How long did it take you to write your script...and what is your writing process? Do you outline...use index cards...white board...or just start with FADE IN?
It took roughly a month to complete the 1st draft, 2 months of consistent screenplay coverage and notes from trusted associates for subsequent drafts. I don’t outline, nor do I use index cards. I establish the major elements that my main characters want/need and who or what is standing in their way. From there I jump in. I’ll write the first scene then step away, when I return, I start from the beginning and rewrite my way to a 1st draft if that makes sense.
What is your ultimate ambition as a writer?
My ultimate ambition as a writer is to create/co-create and sell a series I’d love to watch.
Was your entry at The Wiki Screenplay Contest a full script or “the first ten pages”? Why did you make that choice?
I went “the first ten pages” route because I feel like if I can’t hook you in 10 pages, there’s really no need to read all 60-70 that I’ve written, unless of course you like me as a human lol.
What’s your all-time favorite movie or television show...and why?
Always a tough question, my co-creator Sherese is the tv watcher on the team, I’m the researcher.
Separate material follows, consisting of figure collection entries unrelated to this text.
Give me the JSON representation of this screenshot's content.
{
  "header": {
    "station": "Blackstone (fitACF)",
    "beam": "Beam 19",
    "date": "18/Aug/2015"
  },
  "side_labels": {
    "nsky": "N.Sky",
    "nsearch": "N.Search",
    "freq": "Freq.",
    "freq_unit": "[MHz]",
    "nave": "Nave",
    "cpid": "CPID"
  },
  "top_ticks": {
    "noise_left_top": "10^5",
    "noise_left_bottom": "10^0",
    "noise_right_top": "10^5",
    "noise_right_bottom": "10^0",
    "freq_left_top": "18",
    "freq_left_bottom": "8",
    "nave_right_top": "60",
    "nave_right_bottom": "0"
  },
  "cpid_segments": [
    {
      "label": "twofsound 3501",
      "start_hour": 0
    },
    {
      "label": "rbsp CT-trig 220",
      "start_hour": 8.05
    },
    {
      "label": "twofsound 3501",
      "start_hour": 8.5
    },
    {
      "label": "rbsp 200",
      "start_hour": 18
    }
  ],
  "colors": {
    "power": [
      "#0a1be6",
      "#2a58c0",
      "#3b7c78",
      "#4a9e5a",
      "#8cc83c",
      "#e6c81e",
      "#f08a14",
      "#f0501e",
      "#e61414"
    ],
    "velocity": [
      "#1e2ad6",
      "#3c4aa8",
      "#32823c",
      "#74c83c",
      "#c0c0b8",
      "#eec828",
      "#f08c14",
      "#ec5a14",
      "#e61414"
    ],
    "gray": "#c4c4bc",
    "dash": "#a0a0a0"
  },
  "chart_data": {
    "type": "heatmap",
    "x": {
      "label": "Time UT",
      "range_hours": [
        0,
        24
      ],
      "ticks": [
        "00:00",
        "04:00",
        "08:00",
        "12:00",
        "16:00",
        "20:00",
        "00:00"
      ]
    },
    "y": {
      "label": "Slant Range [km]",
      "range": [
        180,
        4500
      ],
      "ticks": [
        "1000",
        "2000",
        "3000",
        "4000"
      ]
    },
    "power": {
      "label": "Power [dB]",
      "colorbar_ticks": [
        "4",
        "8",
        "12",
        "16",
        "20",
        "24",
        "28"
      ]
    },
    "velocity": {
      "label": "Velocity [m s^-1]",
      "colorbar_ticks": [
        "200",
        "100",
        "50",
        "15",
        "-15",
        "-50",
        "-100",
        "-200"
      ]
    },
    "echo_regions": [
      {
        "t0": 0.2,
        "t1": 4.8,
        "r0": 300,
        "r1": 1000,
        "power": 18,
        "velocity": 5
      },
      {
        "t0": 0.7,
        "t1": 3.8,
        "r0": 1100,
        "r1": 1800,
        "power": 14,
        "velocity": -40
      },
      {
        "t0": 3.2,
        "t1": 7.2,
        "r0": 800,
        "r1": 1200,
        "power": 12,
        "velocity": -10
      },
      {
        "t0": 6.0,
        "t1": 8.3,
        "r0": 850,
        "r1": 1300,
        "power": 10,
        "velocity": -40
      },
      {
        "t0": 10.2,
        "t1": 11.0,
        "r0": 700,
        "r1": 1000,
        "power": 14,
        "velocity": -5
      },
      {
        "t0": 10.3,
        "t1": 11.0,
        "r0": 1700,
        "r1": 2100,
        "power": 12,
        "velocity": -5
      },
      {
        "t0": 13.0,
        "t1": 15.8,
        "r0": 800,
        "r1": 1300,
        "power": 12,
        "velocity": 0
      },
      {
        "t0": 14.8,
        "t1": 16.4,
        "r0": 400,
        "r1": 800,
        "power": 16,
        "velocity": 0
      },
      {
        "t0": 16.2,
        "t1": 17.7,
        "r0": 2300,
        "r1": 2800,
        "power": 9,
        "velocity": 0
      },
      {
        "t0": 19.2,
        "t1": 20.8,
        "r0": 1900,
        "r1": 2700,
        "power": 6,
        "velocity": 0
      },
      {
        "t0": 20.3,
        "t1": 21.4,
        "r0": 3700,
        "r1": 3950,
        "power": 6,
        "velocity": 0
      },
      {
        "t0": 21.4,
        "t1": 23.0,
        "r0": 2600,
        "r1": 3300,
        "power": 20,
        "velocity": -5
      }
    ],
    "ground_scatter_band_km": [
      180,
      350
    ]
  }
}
There isn’t a series on television that she hasn’t at least explored. She watches everything and is able to relay what works and what doesn’t necessarily translate for her. I on the other hand, don’t watch a lot of television. This may seem highly counterproductive as an aspiring tv writer but I prefer to remain as sheltered and shielded from a lot of current programming because I don’t want to write in the vein of, the style of, or the way of, unless I am hired to do so.
As an aspiring writer, I prefer to showcase my own voice using my own vein, style and way of writing and in order for me to advance. I am highly selective of the content I consume. That being said, if I had to choose, it would be The Wire. Not because it was such a visceral story about corruption, blight, and hanging on to hope where it’s scarce because it was, but The Wire resonated with me because there were real flesh and blood characters that lived and interacted in these worlds no different than mine. Worlds that didn’t need massive heists, explosions, or highly coordinated elaborate action scenes, just characters trying they're best to keep the devil way down in the hole.
What advice do you have for writers hoping to win a contest or place as a finalist as you have?
I don’t know that I have advice other than, as an aspiring writer, you’re going to be told which contests are the cream of the crop, which contests are meaningless, a lot of the minutia that can discourage a writer form entering at all. I say enter them all, the ultimate goal is to get better and the only way to get better is to get out there and spar with your peers. If 5 people enter a competition, then you’ve got to show up as if 5,000 entered. At the end of the day a win is a win and that’s ultimately the goal. Granted, there is a hierarchy of contests that vary in difficulty and competitiveness but again, that shouldn’t discourage you from entering.
What else are you working on that the world needs to know about?
I’m working on another series I have in development as a result of a Grand Prize win in a previous competition. While I’d love to go into detail, I can say it is an exciting, complex story of characters with divergent inner conflicts.